ПУТИ СОШЛИСЬ В ЗЕРЦАЛАХ
Прибыл Феодор Кузьмич в Боготольский округ по этапу с 43-й партией в марте 1837 года и около пяти лет прожил на казенном винокуренном заводе, что находился в двух верстах от села Краснореченского. В 1842 году некий казак Сидоров перевез старца в находящуюся по соседству станицу Белоярскую, но через несколько месяцев Феодор Кузьмич переехал в деревню Зерцалы, то есть поселился по месту своей прописки. Келью ему построили крестьяне из старого овечьего хлева. Так в маленькой сибирской деревне с по сей день сохранившимся удивительным названием Зерцалы сошлись пути двух сибирских старцев, земной срок Даниила подходил уже к концу. Думаю, было что вспомнить при встрече двум ветеранам Отечественной войны, с боями дошедшим до Парижа.

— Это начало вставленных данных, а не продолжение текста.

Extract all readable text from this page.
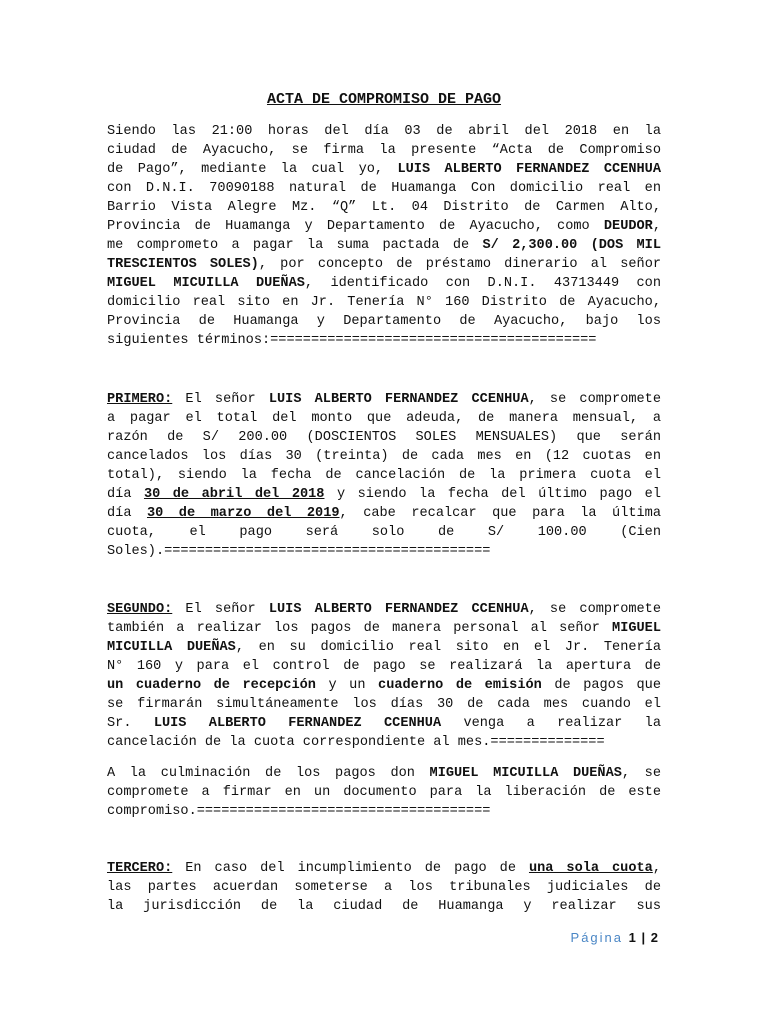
ACTA DE COMPROMISO DE PAGO
Siendo las 21:00 horas del día 03 de abril del 2018 en la
ciudad de Ayacucho, se firma la presente “Acta de Compromiso
de Pago”, mediante la cual yo, LUIS ALBERTO FERNANDEZ CCENHUA
con D.N.I. 70090188 natural de Huamanga Con domicilio real en
Barrio Vista Alegre Mz. “Q” Lt. 04 Distrito de Carmen Alto,
Provincia de Huamanga y Departamento de Ayacucho, como DEUDOR,
me comprometo a pagar la suma pactada de S/ 2,300.00 (DOS MIL
TRESCIENTOS SOLES), por concepto de préstamo dinerario al señor
MIGUEL MICUILLA DUEÑAS, identificado con D.N.I. 43713449 con
domicilio real sito en Jr. Tenería N° 160 Distrito de Ayacucho,
Provincia de Huamanga y Departamento de Ayacucho, bajo los
siguientes términos:========================================
PRIMERO: El señor LUIS ALBERTO FERNANDEZ CCENHUA, se compromete
a pagar el total del monto que adeuda, de manera mensual, a
razón de S/ 200.00 (DOSCIENTOS SOLES MENSUALES) que serán
cancelados los días 30 (treinta) de cada mes en (12 cuotas en
total), siendo la fecha de cancelación de la primera cuota el
día 30 de abril del 2018 y siendo la fecha del último pago el
día 30 de marzo del 2019, cabe recalcar que para la última
cuota, el pago será solo de S/ 100.00 (Cien
Soles).========================================
SEGUNDO: El señor LUIS ALBERTO FERNANDEZ CCENHUA, se compromete
también a realizar los pagos de manera personal al señor MIGUEL
MICUILLA DUEÑAS, en su domicilio real sito en el Jr. Tenería
N° 160 y para el control de pago se realizará la apertura de
un cuaderno de recepción y un cuaderno de emisión de pagos que
se firmarán simultáneamente los días 30 de cada mes cuando el
Sr. LUIS ALBERTO FERNANDEZ CCENHUA venga a realizar la
cancelación de la cuota correspondiente al mes.==============
A la culminación de los pagos don MIGUEL MICUILLA DUEÑAS, se
compromete a firmar en un documento para la liberación de este
compromiso.====================================
TERCERO: En caso del incumplimiento de pago de una sola cuota,
las partes acuerdan someterse a los tribunales judiciales de
la jurisdicción de la ciudad de Huamanga y realizar sus
Página 1 | 2
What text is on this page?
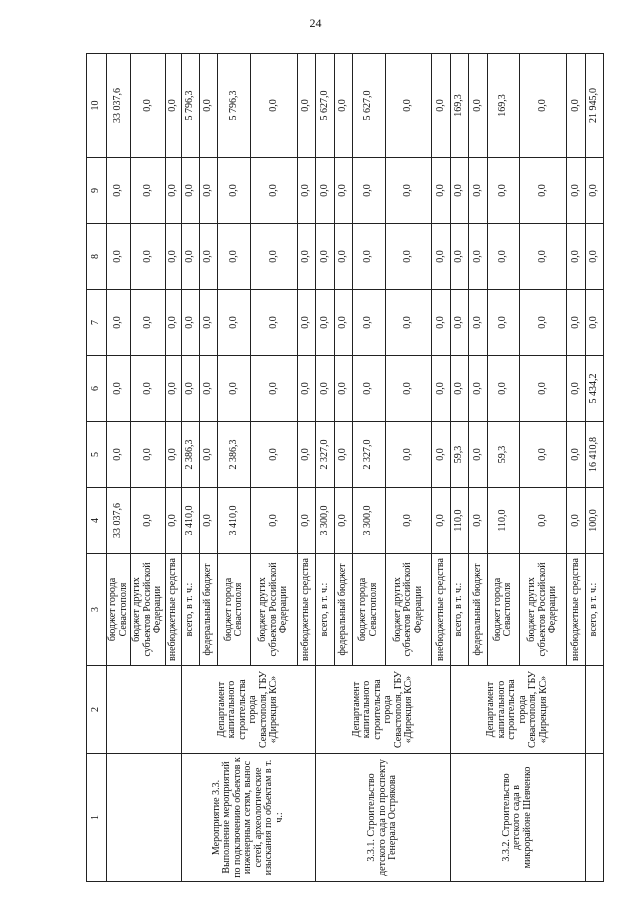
24
1	2	3	4	5	6	7	8	9	10
		бюджет города Севастополя	33 037,6	0,0	0,0	0,0	0,0	0,0	33 037,6
		бюджет других субъектов Российской Федерации	0,0	0,0	0,0	0,0	0,0	0,0	0,0
		внебюджетные средства	0,0	0,0	0,0	0,0	0,0	0,0	0,0
Мероприятие 3.3. Выполнение мероприятий по подключению объектов к инженерным сетям, вынос сетей, археологические изыскания по объектам в т. ч.:	Департамент капитального строительства города Севастополя, ГБУ «Дирекция КС»	всего, в т. ч.:	3 410,0	2 386,3	0,0	0,0	0,0	0,0	5 796,3
		федеральный бюджет	0,0	0,0	0,0	0,0	0,0	0,0	0,0
		бюджет города Севастополя	3 410,0	2 386,3	0,0	0,0	0,0	0,0	5 796,3
		бюджет других субъектов Российской Федерации	0,0	0,0	0,0	0,0	0,0	0,0	0,0
		внебюджетные средства	0,0	0,0	0,0	0,0	0,0	0,0	0,0
3.3.1. Строительство детского сада по проспекту Генерала Острякова	Департамент капитального строительства города Севастополя, ГБУ «Дирекция КС»	всего, в т. ч.:	3 300,0	2 327,0	0,0	0,0	0,0	0,0	5 627,0
		федеральный бюджет	0,0	0,0	0,0	0,0	0,0	0,0	0,0
		бюджет города Севастополя	3 300,0	2 327,0	0,0	0,0	0,0	0,0	5 627,0
		бюджет других субъектов Российской Федерации	0,0	0,0	0,0	0,0	0,0	0,0	0,0
		внебюджетные средства	0,0	0,0	0,0	0,0	0,0	0,0	0,0
3.3.2. Строительство детского сада в микрорайоне Шевченко	Департамент капитального строительства города Севастополя, ГБУ «Дирекция КС»	всего, в т. ч.:	110,0	59,3	0,0	0,0	0,0	0,0	169,3
		федеральный бюджет	0,0	0,0	0,0	0,0	0,0	0,0	0,0
		бюджет города Севастополя	110,0	59,3	0,0	0,0	0,0	0,0	169,3
		бюджет других субъектов Российской Федерации	0,0	0,0	0,0	0,0	0,0	0,0	0,0
		внебюджетные средства	0,0	0,0	0,0	0,0	0,0	0,0	0,0
		всего, в т. ч.:	100,0	16 410,8	5 434,2	0,0	0,0	0,0	21 945,0
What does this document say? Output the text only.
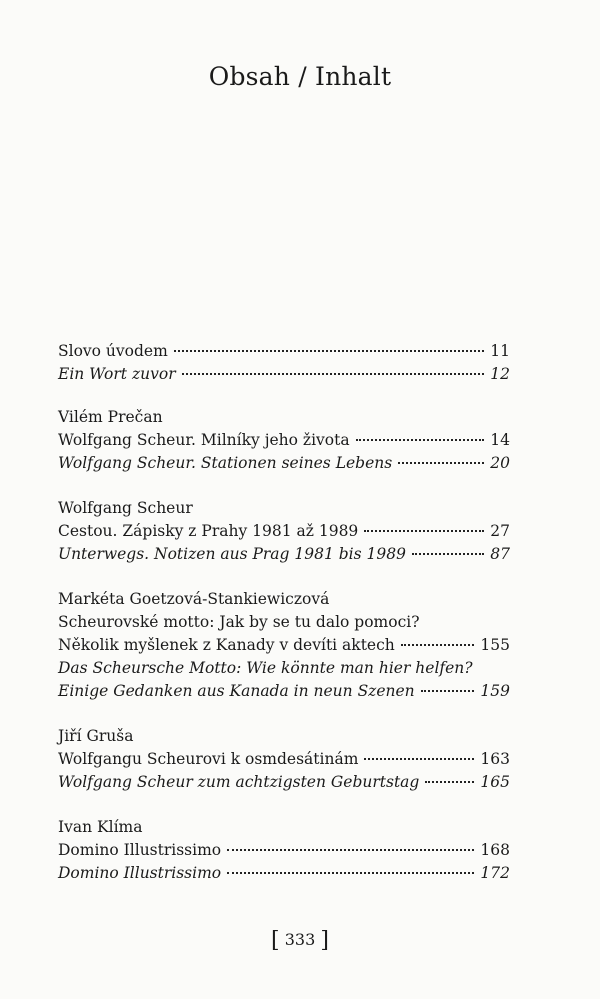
Obsah / Inhalt
Slovo úvodem	11
Ein Wort zuvor	12
Vilém Prečan
Wolfgang Scheur. Milníky jeho života	14
Wolfgang Scheur. Stationen seines Lebens	20
Wolfgang Scheur
Cestou. Zápisky z Prahy 1981 až 1989	27
Unterwegs. Notizen aus Prag 1981 bis 1989	87
Markéta Goetzová-Stankiewiczová
Scheurovské motto: Jak by se tu dalo pomoci?
Několik myšlenek z Kanady v devíti aktech	155
Das Scheursche Motto: Wie könnte man hier helfen?
Einige Gedanken aus Kanada in neun Szenen	159
Jiří Gruša
Wolfgangu Scheurovi k osmdesátinám	163
Wolfgang Scheur zum achtzigsten Geburtstag	165
Ivan Klíma
Domino Illustrissimo	168
Domino Illustrissimo	172
[ 333 ]
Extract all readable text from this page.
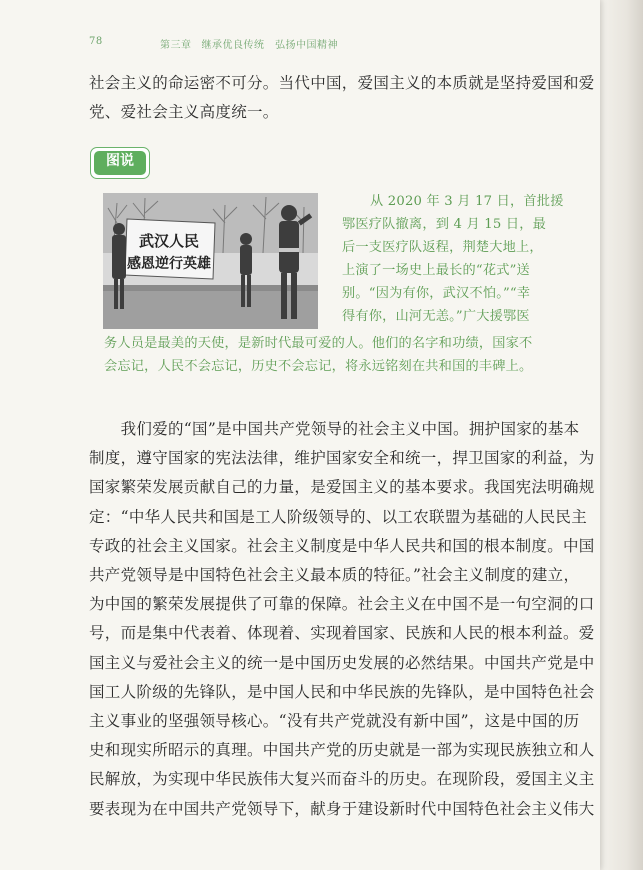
78	第三章 继承优良传统　弘扬中国精神
社会主义的命运密不可分。当代中国，爱国主义的本质就是坚持爱国和爱
党、爱社会主义高度统一。
图说
武汉人民
感恩逆行英雄
从 2020 年 3 月 17 日，首批援
鄂医疗队撤离，到 4 月 15 日，最
后一支医疗队返程，荆楚大地上，
上演了一场史上最长的“花式”送
别。“因为有你，武汉不怕。”“幸
得有你，山河无恙。”广大援鄂医
务人员是最美的天使，是新时代最可爱的人。他们的名字和功绩，国家不
会忘记，人民不会忘记，历史不会忘记，将永远铭刻在共和国的丰碑上。
　　我们爱的“国”是中国共产党领导的社会主义中国。拥护国家的基本
制度，遵守国家的宪法法律，维护国家安全和统一，捍卫国家的利益，为
国家繁荣发展贡献自己的力量，是爱国主义的基本要求。我国宪法明确规
定：“中华人民共和国是工人阶级领导的、以工农联盟为基础的人民民主
专政的社会主义国家。社会主义制度是中华人民共和国的根本制度。中国
共产党领导是中国特色社会主义最本质的特征。”社会主义制度的建立，
为中国的繁荣发展提供了可靠的保障。社会主义在中国不是一句空洞的口
号，而是集中代表着、体现着、实现着国家、民族和人民的根本利益。爱
国主义与爱社会主义的统一是中国历史发展的必然结果。中国共产党是中
国工人阶级的先锋队，是中国人民和中华民族的先锋队，是中国特色社会
主义事业的坚强领导核心。“没有共产党就没有新中国”，这是中国的历
史和现实所昭示的真理。中国共产党的历史就是一部为实现民族独立和人
民解放，为实现中华民族伟大复兴而奋斗的历史。在现阶段，爱国主义主
要表现为在中国共产党领导下，献身于建设新时代中国特色社会主义伟大
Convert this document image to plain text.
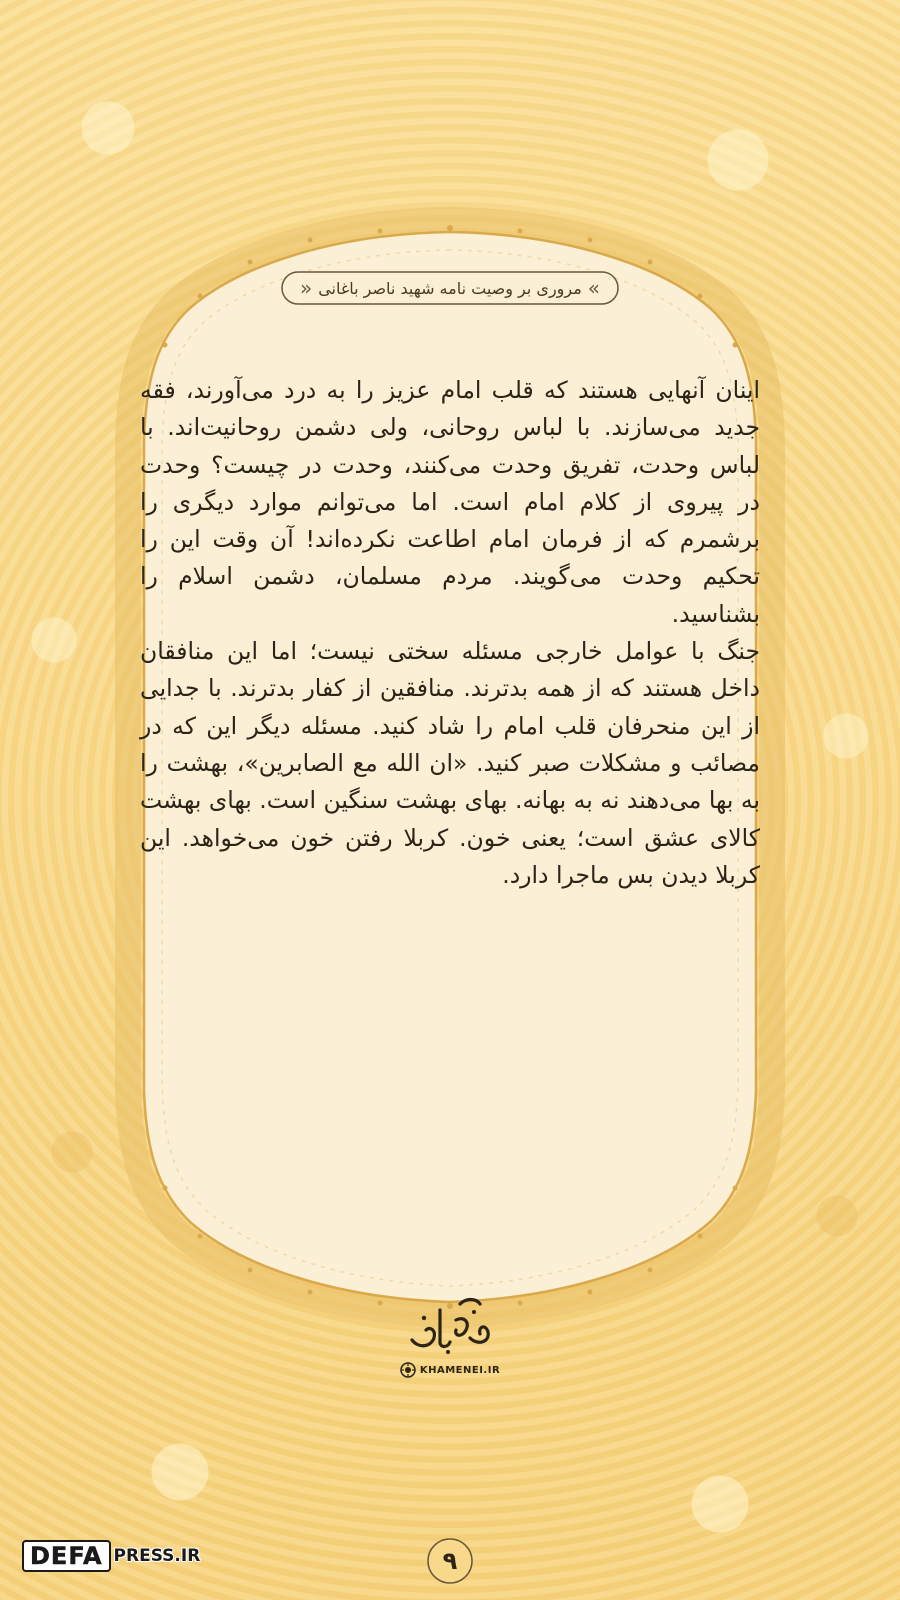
» مروری بر وصیت نامه شهید ناصر باغانی «

اینان آنهایی هستند که قلب امام عزیز را به درد می‌آورند، فقه جدید می‌سازند. با لباس روحانی، ولی دشمن روحانیت‌اند. با لباس وحدت، تفریق وحدت می‌کنند، وحدت در چیست؟ وحدت در پیروی از کلام امام است. اما می‌توانم موارد دیگری را برشمرم که از فرمان امام اطاعت نکرده‌اند! آن وقت این را تحکیم وحدت می‌گویند. مردم مسلمان، دشمن اسلام را بشناسید.

جنگ با عوامل خارجی مسئله سختی نیست؛ اما این منافقان داخل هستند که از همه بدترند. منافقین از کفار بدترند. با جدایی از این منحرفان قلب امام را شاد کنید. مسئله دیگر این که در مصائب و مشکلات صبر کنید. «ان الله مع الصابرین»، بهشت را به بها می‌دهند نه به بهانه. بهای بهشت سنگین است. بهای بهشت کالای عشق است؛ یعنی خون. کربلا رفتن خون می‌خواهد. این کربلا دیدن بس ماجرا دارد.

KHAMENEI.IR
۹
DEFA PRESS.IR
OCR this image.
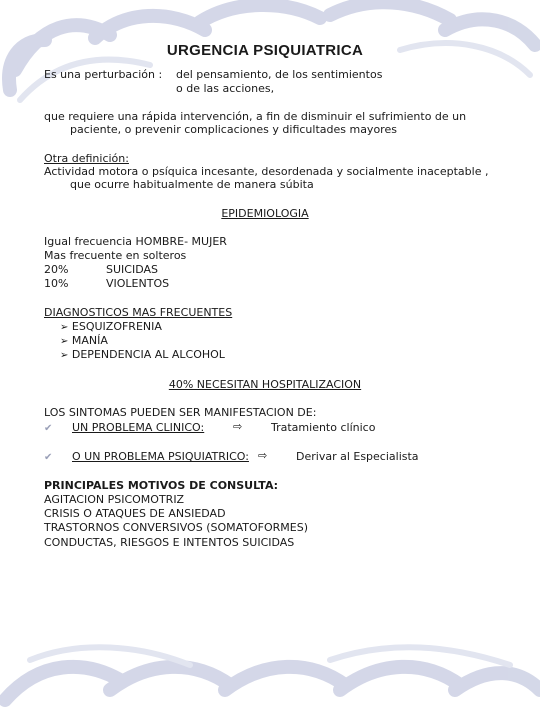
URGENCIA PSIQUIATRICA
Es una perturbación : del pensamiento, de los sentimientos
o de las acciones,
que requiere una rápida intervención, a fin de disminuir el sufrimiento de un
paciente, o prevenir complicaciones y dificultades mayores
Otra definición:
Actividad motora o psíquica incesante, desordenada y socialmente inaceptable ,
que ocurre habitualmente de manera súbita
EPIDEMIOLOGIA
Igual frecuencia HOMBRE- MUJER
Mas frecuente en solteros
20%	SUICIDAS
10%	VIOLENTOS
DIAGNOSTICOS MAS FRECUENTES
➢ ESQUIZOFRENIA
➢ MANÍA
➢ DEPENDENCIA AL ALCOHOL
40% NECESITAN HOSPITALIZACION
LOS SINTOMAS PUEDEN SER MANIFESTACION DE:
✔ UN PROBLEMA CLINICO:	⇨	Tratamiento clínico
✔ O UN PROBLEMA PSIQUIATRICO: ⇨	Derivar al Especialista
PRINCIPALES MOTIVOS DE CONSULTA:
AGITACION PSICOMOTRIZ
CRISIS O ATAQUES DE ANSIEDAD
TRASTORNOS CONVERSIVOS (SOMATOFORMES)
CONDUCTAS, RIESGOS E INTENTOS SUICIDAS
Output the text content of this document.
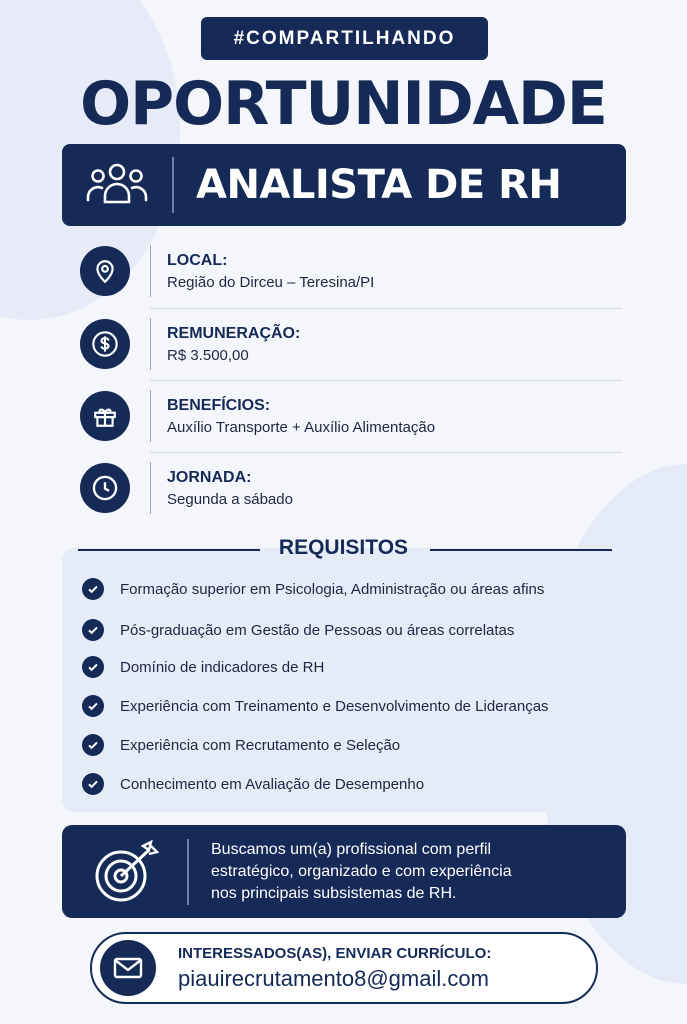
#COMPARTILHANDO
OPORTUNIDADE
ANALISTA DE RH
LOCAL:
Região do Dirceu – Teresina/PI
REMUNERAÇÃO:
R$ 3.500,00
BENEFÍCIOS:
Auxílio Transporte + Auxílio Alimentação
JORNADA:
Segunda a sábado
REQUISITOS
Formação superior em Psicologia, Administração ou áreas afins
Pós-graduação em Gestão de Pessoas ou áreas correlatas
Domínio de indicadores de RH
Experiência com Treinamento e Desenvolvimento de Lideranças
Experiência com Recrutamento e Seleção
Conhecimento em Avaliação de Desempenho
Buscamos um(a) profissional com perfil
estratégico, organizado e com experiência
nos principais subsistemas de RH.
INTERESSADOS(AS), ENVIAR CURRÍCULO:
piauirecrutamento8@gmail.com
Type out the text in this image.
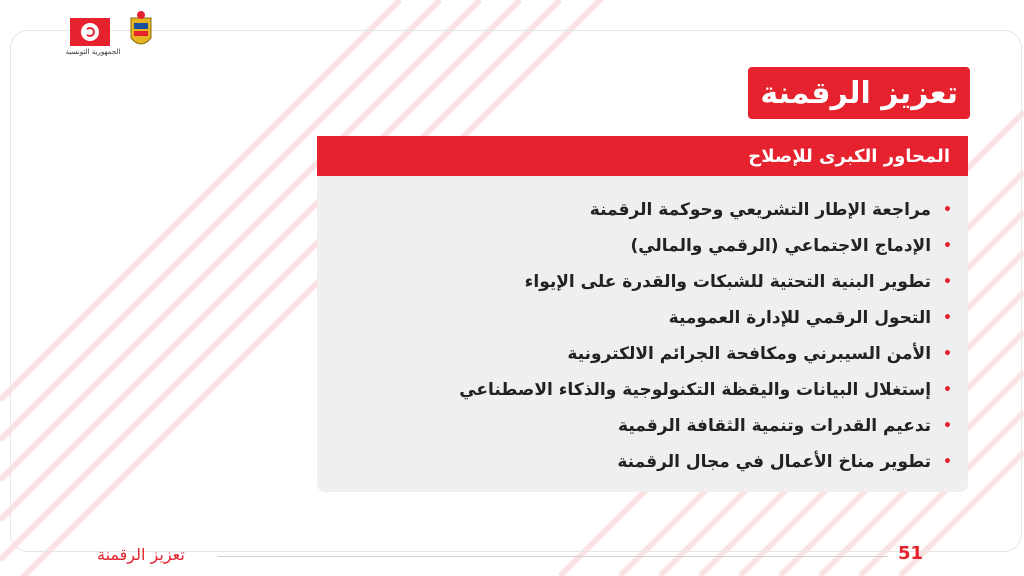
الجمهورية التونسية
تعزيز الرقمنة
المحاور الكبرى للإصلاح
•
مراجعة الإطار التشريعي وحوكمة الرقمنة
•
الإدماج الاجتماعي (الرقمي والمالي)
•
تطوير البنية التحتية للشبكات والقدرة على الإيواء
•
التحول الرقمي للإدارة العمومية
•
الأمن السيبرني ومكافحة الجرائم الالكترونية
•
إستغلال البيانات واليقظة التكنولوجية والذكاء الاصطناعي
•
تدعيم القدرات وتنمية الثقافة الرقمية
•
تطوير مناخ الأعمال في مجال الرقمنة
تعزيز الرقمنة	51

Однако некоторые дореволюционные исследователи уверяют, что два досточтимых сибирских старца дружбу не водили. Когда уже после кончины Даниила один священник назвал Феодора Кузьмича Данииловым учеником, поскольку тот оказался в роли его преемника в Зерцалах, тот возразил: «Даниил не имел учеников, да и не мог никого учить, потому что он был малообразован и едва грамотен!» И на самом деле, по свидетельству родных, Даниил обучился грамоте только тогда, когда стал служить в армии.
Но почитал Федор Кузьмич старца Даниила, как и местные жители, за человека святого. Сохранился отзыв Феодора Кузьмича уже после Данииловой кончины об одном его жизнеописании: «Даниил был человек святой жизни, и редко кто мог понимать его; книжка же эта составлена (не по разуму), нехорошо и неумело». Часовню, которую построили крестьяне деревни Зерцалы на месте, где жил и молился старец, а затем и построенную на этом же месте церковь, Феодор Кузьмич заботливо посещал «и старался не заглушать в народе добрую память о Данииле». А когда в 1857 году навсегда покидал Зерцалы, то перенес в Даниилову часовню образ Печерской Божией Матери и Евангелие. По окончанию молебна он внес в часовню раскрашенный разноцветными красками вензель, изображавший букву А, с короной над ней и летящим голубком. «Храните этот вензель пуще в своего глаза», — сказал Феодор Кузьмич зерцаловским крестьянам. Не сохранили. Ничего уже нет на святом месте, и даже того, где оно было, местные жители не знают. Нет зерцаловской часовни близ Ачинска, как и нет часовни енисейской, что была воздвигнута над могилой старца Даниила. Казалось, что ничто уже о нем не напомнит, и вдруг эта плита с Данииловой могилы.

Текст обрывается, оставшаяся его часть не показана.